ROMA (Gianluca Rocca) La direzione nazionale del Pd ha certificato l’inaffidabilità dei dem: il capo politico del partito (quello ufficiale, il reggente, Maurizio Martina) era uscito dalle consultazioni con l’impegno a sedersi al tavolo dei Cinque Stelle per trattare la formazione di un possibile governo; ma alla direzione nazionale di pochi giorni dopo si è invece presentato con una mozione nella quale escludeva qualsiasi accordo di governo con il M5S. Questa è la semplice cronaca di quanto accaduto, e l’aggettivo che merita un tale comportamento non può essere che ‘inaffidabile’.

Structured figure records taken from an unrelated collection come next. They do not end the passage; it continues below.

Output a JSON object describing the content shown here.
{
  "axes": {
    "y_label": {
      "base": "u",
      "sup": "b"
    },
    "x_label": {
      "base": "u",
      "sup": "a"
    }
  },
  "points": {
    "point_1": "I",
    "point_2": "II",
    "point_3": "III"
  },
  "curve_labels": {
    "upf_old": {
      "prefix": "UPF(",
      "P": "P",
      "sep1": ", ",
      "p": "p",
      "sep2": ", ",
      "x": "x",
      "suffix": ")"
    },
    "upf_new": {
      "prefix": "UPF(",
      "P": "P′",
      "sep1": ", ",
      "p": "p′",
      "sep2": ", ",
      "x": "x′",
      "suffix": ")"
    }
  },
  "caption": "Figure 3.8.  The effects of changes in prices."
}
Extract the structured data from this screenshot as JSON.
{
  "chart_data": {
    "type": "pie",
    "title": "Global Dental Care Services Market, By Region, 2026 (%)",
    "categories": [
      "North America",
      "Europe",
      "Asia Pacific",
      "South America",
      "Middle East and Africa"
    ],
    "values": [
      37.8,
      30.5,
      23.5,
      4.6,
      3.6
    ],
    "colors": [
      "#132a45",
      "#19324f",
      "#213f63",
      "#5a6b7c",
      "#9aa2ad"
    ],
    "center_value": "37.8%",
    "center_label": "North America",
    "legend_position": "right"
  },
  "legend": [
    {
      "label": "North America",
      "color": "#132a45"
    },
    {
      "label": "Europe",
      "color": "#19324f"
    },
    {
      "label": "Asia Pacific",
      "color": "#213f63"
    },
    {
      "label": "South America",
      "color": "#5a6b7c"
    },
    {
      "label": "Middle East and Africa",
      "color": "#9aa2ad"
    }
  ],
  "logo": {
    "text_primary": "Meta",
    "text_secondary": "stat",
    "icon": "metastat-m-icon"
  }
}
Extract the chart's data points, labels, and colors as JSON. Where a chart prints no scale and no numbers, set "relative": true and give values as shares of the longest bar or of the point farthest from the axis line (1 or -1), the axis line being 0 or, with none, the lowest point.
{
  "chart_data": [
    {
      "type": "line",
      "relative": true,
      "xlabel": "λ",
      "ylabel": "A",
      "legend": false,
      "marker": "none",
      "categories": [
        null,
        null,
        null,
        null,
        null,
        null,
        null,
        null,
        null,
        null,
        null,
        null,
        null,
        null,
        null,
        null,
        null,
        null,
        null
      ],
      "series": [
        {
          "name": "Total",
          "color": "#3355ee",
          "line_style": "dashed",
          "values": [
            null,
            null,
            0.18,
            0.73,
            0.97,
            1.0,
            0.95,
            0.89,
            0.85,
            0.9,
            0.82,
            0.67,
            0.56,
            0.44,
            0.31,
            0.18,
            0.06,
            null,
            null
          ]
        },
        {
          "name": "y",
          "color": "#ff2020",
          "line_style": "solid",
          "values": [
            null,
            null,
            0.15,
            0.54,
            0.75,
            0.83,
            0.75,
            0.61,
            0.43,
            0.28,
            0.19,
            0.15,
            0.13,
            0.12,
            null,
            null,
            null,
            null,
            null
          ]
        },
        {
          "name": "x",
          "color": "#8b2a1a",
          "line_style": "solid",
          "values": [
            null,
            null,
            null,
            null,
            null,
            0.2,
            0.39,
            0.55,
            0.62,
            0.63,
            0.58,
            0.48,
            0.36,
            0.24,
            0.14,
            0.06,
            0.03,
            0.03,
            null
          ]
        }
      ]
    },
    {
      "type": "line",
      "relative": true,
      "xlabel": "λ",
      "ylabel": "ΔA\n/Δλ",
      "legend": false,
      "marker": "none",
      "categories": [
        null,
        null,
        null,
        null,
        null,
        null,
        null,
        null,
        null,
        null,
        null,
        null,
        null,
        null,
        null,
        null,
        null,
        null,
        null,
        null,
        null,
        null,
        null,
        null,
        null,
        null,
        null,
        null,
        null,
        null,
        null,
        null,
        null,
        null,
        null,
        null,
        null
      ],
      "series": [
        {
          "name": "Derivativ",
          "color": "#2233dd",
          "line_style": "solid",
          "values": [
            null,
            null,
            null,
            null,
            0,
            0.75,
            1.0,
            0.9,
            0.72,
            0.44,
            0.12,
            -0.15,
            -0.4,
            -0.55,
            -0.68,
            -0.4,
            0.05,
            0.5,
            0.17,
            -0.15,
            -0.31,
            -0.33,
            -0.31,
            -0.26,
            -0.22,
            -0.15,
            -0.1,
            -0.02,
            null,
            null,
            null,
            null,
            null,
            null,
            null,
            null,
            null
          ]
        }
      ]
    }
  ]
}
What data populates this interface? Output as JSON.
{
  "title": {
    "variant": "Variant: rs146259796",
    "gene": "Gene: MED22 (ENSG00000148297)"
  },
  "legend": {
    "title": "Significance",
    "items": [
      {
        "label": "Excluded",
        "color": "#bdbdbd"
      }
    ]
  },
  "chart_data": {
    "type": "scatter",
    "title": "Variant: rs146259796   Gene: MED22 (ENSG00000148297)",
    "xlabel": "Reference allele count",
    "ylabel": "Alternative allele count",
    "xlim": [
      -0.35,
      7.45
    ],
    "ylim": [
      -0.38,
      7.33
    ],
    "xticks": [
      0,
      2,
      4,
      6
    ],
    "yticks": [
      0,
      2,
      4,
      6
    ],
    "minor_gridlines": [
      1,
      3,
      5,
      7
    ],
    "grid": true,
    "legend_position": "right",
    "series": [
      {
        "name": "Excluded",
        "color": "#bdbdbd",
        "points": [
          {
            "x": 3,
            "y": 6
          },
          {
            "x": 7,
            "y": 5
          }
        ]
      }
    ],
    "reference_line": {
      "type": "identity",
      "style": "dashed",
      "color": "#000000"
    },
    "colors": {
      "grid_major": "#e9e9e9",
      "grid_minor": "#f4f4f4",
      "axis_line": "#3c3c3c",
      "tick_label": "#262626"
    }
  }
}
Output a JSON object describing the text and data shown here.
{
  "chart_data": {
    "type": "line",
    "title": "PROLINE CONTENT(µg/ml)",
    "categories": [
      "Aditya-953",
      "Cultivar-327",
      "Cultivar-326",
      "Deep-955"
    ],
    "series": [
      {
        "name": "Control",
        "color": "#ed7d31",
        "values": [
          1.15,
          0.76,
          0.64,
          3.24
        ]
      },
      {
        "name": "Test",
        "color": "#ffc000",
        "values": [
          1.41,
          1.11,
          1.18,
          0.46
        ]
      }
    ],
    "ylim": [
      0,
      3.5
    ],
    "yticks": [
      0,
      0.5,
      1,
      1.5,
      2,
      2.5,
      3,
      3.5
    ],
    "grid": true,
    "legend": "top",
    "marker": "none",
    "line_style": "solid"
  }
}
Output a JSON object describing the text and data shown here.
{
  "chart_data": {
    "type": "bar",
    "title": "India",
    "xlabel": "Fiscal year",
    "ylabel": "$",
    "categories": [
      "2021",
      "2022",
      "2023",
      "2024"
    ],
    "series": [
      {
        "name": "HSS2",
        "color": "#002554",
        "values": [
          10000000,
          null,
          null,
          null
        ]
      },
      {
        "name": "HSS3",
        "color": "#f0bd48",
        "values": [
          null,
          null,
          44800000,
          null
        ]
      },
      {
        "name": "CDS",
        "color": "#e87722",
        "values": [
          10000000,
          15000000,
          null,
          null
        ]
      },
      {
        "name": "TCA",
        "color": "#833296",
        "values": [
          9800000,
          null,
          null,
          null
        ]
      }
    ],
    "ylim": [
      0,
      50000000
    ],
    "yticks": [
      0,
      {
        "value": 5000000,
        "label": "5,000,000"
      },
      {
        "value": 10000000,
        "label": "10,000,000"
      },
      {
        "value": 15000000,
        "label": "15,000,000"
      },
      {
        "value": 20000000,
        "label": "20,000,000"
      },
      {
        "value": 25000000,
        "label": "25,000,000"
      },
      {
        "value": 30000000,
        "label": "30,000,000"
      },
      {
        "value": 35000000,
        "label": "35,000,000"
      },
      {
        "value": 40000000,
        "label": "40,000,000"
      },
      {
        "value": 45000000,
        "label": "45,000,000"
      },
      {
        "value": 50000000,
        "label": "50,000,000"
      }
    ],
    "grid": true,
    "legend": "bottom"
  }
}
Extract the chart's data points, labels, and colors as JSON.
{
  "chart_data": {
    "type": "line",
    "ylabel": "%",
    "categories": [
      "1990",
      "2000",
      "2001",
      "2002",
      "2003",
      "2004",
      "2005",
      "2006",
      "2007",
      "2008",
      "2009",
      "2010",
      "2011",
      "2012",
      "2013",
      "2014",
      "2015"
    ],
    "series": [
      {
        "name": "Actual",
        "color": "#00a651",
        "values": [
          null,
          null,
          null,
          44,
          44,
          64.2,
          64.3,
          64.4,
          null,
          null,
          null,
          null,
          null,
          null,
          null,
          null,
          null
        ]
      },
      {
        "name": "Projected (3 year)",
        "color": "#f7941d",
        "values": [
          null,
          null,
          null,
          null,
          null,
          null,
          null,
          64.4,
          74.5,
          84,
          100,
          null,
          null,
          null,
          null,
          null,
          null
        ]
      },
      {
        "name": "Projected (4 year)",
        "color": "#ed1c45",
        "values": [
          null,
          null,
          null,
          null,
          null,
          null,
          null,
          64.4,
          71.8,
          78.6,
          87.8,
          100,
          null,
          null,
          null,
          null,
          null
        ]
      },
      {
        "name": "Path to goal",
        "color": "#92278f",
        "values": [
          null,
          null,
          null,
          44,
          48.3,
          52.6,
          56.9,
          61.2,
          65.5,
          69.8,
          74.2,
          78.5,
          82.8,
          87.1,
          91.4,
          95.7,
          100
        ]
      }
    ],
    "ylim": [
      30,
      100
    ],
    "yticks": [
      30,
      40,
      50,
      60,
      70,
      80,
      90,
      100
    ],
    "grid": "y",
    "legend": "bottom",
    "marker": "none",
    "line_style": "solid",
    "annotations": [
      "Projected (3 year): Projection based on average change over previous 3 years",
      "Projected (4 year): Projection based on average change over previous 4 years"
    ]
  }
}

Le reazioni? Nessuna. Renzi controlla il partito dove conta: in Parlamento. La direzione nazionale non conta più nulla

Inutile cercare giustificazioni: annunciare pubblicamente qualcosa e poi fare il contrario è l’opposto della serietà. Ma evidentemente è un comportamento grave dappertutto tranne che in Italia, tant’è vero che nessuno ci ha fatto caso. Nemmeno gli stessi politici coinvolti nell’affaire. Nemmeno il partito danneggiato da questo comportamento scorretto (il Movimento Cinque Stelle) ha detto mezza parola, ma qui evidentemente c’è il fatto che i pentastellati non sono minimamente stupiti di questo modo di agire. Non ha protestato nessuno nemmeno tra gli stessi dem, eppure tra di loro c’era anche chi avrebbe voluto e vuole ancora, un dialogo con il partito che rappresenta un italiano su tre. Due nomi su tutti: Piero Fassino e Michele Emiliano. Addirittura il primo è arrivato a dire: “Bisognerebbe tornare al bipolarismo, da una parte il centrodestra e dall’altra noi e i Cinque Stelle”. Michele Emiliano: “Sono tre anni che dico che bisogna aprire al M5S”. E Renzi che fa? Li ignora bellamente, tanto tutti i parlamentari eletti del Pd (pochi) sono della sua parrocchia, quindi tutti i giochi che contano, quelli che si decidono nelle Camere, li decide lui. La direzione nazionale resta una bella messa in scena, utile soltanto a farsi invitare in tv il giorno prima.

La mossa stizzita del presidente Mattarella: ha convocato le consultazioni di lunedì due ore prima che si svolgesse la direzione nazionale del Pd

Il bello è che tutti, a partire dal presidente Sergio Mattarella per finire con i leader delle altre forze politiche, non hanno più nemmeno atteso l’esito della direzione nazionale e già un minuto dopo l’intervista televisiva di Matteo Renzi avevano dato per scontato e ufficiale il no del Pd al M5S. Che la direzione nazionale presieduta da Martina non contasse ormai più nulla lo ha ‘istituzionalizzato’ il tweet del presidente della Repubblica, che dure ore prima che si svolgesse, ha convocato per lunedì mattina le nuove consultazioni, probabilmente le ultime, quelle in cui si tenterà l’ultima carta a disposizione: il governassimo, con tutti dentro (tranne il M5S). La morale di questo teatrino democratico? Non solo il Pd si è macchiato di quell’inaffidabilità che amava affibbiare proprio al M5S, ma si è anche svelato inconsistente. Il glorioso partito a cui tutti i dem si vantavano di appartenere “per le ripetute prove di democraticità interna date negli anni”, si è mostrato per quello che è: il PdR (partito di Renzi). Infondate anche le voci di una fuoriuscita del leader toscano per fondare un movimento alla Macron, personalistico: non ne ha bisogno, lo possiede già. Peccato che per arrivare a questa conquista (iniziata con la famosa, e ormai antica, rottamazione) abbia avuto bisogno di ridurre il Pd ad un partito del 17 per cento, facendolo retrocedere da prima a terza forza politica del Paese. E la ‘decrescita felice’ è solo all’inizio. A forza di scendere potrà incontrare al suo stesso livello anche l’altro partito macroniano, quello dello zio Silvio Berlusconi, e finalmente potranno dichiarare pubblicamente il loro amore segreto: il partito della nazione. Tra banche, televisioni, stallieri e olgettine, riusciranno a tirare avanti e a sbarcare il lunario indisturbati fino ad una serena pensione.